Building on their first success in 2015, the funny yellow creatures from the Moi, Moche et Méchant saga are back in their own film again. Except that, as the title suggests, in The Minions 2: Once Upon a Time Gru, they share the poster…
In the gaggle of secondary characters from animation sagas who have had their own adventures (The Penguins of Madagascar, Puss in Boots, etc.), few are those who have managed to convince that they could exist alone. This is where Illumination pulled off the coup of the century in 2015 by offering its Despicable Me Minions a dedicated film that was both successful and very funny. The result is clear: these yellow creatures in overalls and with approximate language have real comic potential, even far from their boss Gru. And while the main license was coming to the end of its ideas, they still had a lot on their hands. This is how Minions 2: Once Upon a Time Gru arrived.
We find the yellow creatures in the 70s, accompanying their “mini-boss” when the latter, although eleven years old, wants to join the Vicious 6, a famous group of super-villains. But the interview goes wrong and Gru becomes their target. He then falls on Wild Knuckles, the former leader of the Vicious 6. For their part, the Minions will try everything to save their mini-boss.
Once upon a time Gru
In this summary alone, we find the main problem of Minions 2: once upon a time Gru. There are two stories within the story. Or even three. On the one hand, we have Kevin, Bob and Stuart who will learn kung fu in a pure amusing tribute to genre films (with the Bruce Lee outfits to match), on the other, we have Gru who will bind an almost filial relationship with Wild Knuckles, and, finally, we have Otto crossing the United States in Easy Rider mode. As the title of the film and the ending of the previous one suggest, this is no longer a film about the Minions, it is a film about the Minions AND Gru.
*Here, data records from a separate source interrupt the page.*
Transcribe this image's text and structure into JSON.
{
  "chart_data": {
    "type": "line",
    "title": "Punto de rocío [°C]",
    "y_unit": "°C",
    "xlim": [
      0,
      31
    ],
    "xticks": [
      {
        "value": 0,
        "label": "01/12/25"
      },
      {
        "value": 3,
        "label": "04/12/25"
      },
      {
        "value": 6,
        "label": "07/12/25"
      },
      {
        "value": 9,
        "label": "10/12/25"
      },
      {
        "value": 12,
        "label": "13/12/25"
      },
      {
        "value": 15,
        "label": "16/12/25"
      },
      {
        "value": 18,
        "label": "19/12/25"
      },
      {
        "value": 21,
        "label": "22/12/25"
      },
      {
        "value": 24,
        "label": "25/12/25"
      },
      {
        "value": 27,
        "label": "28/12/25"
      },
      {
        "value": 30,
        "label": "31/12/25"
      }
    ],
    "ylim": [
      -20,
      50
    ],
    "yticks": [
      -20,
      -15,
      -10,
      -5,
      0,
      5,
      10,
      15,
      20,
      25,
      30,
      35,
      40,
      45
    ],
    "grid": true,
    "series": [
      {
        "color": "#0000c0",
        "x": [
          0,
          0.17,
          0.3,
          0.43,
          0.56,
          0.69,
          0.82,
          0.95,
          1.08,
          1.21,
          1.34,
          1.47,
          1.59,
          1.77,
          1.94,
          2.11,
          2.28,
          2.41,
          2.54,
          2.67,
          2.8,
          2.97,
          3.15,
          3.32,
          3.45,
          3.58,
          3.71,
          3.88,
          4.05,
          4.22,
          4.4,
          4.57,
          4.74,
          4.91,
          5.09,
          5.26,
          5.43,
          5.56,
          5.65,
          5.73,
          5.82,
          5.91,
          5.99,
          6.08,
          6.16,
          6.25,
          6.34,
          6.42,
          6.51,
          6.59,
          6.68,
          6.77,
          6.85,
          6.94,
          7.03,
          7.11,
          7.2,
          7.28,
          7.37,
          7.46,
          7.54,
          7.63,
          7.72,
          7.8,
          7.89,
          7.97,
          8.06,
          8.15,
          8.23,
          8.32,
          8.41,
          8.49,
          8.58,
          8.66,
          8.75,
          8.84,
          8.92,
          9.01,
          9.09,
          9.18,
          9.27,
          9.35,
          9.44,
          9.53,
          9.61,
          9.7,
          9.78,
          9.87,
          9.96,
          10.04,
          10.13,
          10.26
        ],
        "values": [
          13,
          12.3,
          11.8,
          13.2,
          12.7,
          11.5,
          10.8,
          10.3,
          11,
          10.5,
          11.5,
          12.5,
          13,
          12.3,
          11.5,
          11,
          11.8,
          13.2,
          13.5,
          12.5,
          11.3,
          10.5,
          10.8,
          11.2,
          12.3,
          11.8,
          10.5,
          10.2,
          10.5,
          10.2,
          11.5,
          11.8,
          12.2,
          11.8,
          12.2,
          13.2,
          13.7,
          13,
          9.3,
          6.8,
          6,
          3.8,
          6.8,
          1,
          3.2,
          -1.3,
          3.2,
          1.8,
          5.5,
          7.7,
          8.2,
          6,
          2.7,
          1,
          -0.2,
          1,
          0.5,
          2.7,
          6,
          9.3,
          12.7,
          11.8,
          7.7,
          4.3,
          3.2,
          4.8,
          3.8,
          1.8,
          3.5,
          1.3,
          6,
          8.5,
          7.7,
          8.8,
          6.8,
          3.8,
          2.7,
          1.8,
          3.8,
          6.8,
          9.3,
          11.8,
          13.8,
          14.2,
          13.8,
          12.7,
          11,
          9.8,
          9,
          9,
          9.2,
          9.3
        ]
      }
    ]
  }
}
What was originally a slightly disconnected prequel to Despicable Me has already joined its historical narrative thread. In principle, it seemed inevitable and there is nothing shocking about it. But within the film, this creates above all a shift in rhythm and sequences that are not equal to each other. As much as the part with Kevin, Bob and Stuart is bubbling with ideas, especially in terms of references to the seventh art, as much as the one with Gru is more conventional, more mellow. We even find ourselves nose-diving a little at times.
And above all, this almost early junction between the small and the big story leads to a more fundamental question about the future of the Minions. We know all of Universal’s love for these creatures (we can’t count the number of ostensible winks in the studio’s films) and we also know that the public will once again respond; we ourselves are well aware of their almost unlimited potential in terms of humor.
Therefore, with such a promising future, it is strange to have this feeling that by already bringing Gru back to the fore, the screenwriters seem to be admitting failure, as if the film could not stand on the only nonsense of the Minions within this new license which nevertheless bears their name. Are we in front of a real film devoted, like the first, or to a “Me, Small, Moche et Méchant”? While, on the public side, we want to re-enlist for a third episode, we are almost witnessing a premature end on the side of the screenwriters.
Minions, funny and touching
Especially since this Minions 2 had some leeway to do without Gru. In its 70s use alone, there was still enough to laugh at beyond the few almost timid uses the film makes of it. You just have to see the intro scene or the hideout of the bad guys hidden in a vinyl store to have this desire to observe more of our Minions going through this decade. Certainly, we could have shouted at the repetition vis-à-vis the first film, but who cares!
Because the importance is that it still makes us laugh! And it is clear that this Minions 2: Once Upon a Time Gru, when it does not get lost in an uninteresting arc, is a lot of fun! With each new look, each new situation, each new Minionesque shouting match, we laugh at best, we smile at least. Especially since the film still manages to tell new things about them, whether in terms of characters or their relationships.
In addition, we should not forget the main target of the feature film. Because if some parents can start to get tired, there is no doubt about the effect it will have on the youngest as it is teeming with visual delusions. A wacky and cartoonish side that achieves what we asked for: fun. We found them funny and endearing, we are now completely in love with these yellow creatures. Why bother with a mini-boss? They are the bosses!